By the time public policies make their way into mainstream news, they are already in their last stages of finalization. Often the only outstanding action is a yes or no vote on whether the policy or regulation will be enacted. Citizens are left with an understanding of which policies are being proposed but little time to change the proposals.
Although laws such as the Lobbying Disclosure Act, the Foreign Agents Registration Act, and the Honest Leadership and Open Government Act are meant to provide transparency into lobbying activities, at best they create a ledger of government contact points with little detail on what was discussed. Citizens who wish to engage in the policy development process are left guessing exactly where specific policy details originated and which players have been the most influential.
Due to this lack of transparency in the policy development process, citizen engagement efforts are primarily focused on increasing participation in elections or pressuring elected officials. However, elections are blunt instruments for influencing policy outcomes, and elected officials only represent one of the many stakeholders in the public policy process.

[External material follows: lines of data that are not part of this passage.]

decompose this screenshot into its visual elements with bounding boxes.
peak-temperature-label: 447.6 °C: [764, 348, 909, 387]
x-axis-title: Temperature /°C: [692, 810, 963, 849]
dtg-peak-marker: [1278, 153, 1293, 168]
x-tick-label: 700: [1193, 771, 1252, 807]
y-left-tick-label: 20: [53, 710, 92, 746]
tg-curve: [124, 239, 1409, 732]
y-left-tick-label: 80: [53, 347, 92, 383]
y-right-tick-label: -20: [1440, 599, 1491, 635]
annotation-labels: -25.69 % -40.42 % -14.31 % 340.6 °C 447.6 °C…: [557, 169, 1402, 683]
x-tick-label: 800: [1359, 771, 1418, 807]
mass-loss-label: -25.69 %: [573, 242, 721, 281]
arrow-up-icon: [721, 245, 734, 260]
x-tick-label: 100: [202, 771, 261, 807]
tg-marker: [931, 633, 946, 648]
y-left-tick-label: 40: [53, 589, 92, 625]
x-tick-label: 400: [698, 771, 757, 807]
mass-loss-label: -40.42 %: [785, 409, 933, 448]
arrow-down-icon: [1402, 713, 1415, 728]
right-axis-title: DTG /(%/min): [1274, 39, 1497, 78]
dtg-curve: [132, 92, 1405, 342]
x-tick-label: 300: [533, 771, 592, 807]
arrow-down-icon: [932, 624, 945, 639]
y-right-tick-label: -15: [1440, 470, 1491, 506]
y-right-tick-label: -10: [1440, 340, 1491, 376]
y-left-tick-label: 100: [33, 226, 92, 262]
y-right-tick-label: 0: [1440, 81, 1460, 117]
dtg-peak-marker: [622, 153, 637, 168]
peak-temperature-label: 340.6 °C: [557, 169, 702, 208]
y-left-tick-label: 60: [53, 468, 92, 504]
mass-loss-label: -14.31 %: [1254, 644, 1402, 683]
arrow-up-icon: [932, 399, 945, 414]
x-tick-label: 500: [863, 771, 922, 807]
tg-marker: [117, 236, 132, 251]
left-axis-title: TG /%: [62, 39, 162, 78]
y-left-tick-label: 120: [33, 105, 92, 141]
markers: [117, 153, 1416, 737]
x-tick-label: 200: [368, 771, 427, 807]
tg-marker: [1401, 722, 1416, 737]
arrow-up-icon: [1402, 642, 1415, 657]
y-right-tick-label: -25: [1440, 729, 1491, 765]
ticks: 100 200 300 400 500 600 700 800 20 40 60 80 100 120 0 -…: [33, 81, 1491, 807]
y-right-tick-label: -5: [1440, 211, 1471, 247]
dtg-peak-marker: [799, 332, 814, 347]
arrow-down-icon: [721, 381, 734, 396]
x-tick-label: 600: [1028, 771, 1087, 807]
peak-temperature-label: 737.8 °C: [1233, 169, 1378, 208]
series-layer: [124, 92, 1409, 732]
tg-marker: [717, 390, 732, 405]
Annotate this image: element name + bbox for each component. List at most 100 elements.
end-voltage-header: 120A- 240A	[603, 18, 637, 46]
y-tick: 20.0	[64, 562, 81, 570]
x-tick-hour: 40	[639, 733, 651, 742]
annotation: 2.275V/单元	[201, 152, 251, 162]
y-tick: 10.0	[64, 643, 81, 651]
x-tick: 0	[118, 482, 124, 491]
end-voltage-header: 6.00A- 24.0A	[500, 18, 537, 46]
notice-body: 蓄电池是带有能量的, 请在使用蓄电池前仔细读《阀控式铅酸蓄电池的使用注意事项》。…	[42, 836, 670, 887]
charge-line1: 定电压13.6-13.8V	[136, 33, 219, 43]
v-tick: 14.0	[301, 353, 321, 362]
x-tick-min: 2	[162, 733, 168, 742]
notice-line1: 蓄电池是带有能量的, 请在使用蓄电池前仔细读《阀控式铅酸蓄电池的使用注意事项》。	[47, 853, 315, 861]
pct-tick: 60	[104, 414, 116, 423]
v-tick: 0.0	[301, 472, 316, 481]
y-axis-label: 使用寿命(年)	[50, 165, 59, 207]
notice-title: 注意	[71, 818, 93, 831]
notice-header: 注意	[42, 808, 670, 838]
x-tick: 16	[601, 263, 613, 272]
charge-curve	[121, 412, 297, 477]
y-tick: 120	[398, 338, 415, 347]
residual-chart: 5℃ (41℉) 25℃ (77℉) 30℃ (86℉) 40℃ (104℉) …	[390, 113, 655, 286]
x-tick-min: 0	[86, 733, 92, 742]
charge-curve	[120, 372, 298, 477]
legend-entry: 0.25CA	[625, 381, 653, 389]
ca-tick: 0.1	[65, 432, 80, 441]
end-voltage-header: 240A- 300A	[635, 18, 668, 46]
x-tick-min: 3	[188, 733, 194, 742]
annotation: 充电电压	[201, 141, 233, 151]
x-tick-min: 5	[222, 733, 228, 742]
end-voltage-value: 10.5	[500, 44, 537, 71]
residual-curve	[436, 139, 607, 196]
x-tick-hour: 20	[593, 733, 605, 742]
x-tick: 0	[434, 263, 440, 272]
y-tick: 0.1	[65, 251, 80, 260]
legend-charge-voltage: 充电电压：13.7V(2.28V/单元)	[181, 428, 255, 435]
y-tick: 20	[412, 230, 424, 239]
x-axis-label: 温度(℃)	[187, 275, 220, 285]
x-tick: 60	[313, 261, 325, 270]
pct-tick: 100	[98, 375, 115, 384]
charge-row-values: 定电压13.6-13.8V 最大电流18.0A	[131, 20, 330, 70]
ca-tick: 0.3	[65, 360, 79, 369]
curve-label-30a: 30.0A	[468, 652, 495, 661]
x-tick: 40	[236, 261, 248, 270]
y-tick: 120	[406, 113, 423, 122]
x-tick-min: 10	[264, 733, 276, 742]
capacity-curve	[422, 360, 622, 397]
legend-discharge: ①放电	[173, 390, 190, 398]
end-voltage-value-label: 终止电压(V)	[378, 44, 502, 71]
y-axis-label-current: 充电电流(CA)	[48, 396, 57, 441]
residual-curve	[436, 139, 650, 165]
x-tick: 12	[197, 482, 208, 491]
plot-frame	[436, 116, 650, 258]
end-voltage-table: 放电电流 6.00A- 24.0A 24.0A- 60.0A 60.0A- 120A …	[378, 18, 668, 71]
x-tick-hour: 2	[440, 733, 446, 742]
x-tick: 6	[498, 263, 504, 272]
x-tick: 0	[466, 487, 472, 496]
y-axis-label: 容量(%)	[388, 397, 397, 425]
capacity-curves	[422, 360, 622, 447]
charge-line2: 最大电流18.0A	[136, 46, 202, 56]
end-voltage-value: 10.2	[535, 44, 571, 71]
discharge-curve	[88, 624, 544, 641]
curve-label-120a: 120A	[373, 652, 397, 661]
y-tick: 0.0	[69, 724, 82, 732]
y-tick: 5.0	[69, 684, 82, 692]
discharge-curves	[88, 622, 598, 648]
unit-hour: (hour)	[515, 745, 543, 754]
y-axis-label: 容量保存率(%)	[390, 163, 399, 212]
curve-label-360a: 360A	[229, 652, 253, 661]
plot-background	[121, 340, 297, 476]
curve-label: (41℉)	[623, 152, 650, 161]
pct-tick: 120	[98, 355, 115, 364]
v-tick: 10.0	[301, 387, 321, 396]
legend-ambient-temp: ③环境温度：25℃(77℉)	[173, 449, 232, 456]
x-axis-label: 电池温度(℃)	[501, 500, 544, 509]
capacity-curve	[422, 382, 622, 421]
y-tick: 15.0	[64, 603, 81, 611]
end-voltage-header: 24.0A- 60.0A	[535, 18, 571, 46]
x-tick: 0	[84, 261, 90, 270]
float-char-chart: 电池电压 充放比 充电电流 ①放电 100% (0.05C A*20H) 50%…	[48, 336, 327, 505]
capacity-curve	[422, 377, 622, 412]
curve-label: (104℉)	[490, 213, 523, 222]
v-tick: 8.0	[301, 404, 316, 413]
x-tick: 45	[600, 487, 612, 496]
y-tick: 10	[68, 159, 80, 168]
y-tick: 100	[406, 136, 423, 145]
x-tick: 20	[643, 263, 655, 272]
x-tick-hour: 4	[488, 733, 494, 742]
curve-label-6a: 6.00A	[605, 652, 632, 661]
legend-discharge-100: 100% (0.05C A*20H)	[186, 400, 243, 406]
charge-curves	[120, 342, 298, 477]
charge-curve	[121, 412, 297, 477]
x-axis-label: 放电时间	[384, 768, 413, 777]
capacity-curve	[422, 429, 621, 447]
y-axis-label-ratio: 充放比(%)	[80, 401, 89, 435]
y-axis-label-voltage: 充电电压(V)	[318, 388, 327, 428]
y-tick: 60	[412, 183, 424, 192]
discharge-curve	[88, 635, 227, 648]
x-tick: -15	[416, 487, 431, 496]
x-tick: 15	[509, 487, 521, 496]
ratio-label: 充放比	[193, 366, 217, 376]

Rather than taking the traditional approach of tracking specific policy proposals or actors, Code for Democracy follows trending narratives in order to back out the policies and actors involved. By searching for changes in information flows for topic areas of interest and then matching findings with databases of proposed policies and financing disclosures, we can reverse engineer distribution timelines and channels in order to understand the goals of each actor, the relationships between them, and the optimal time to engage.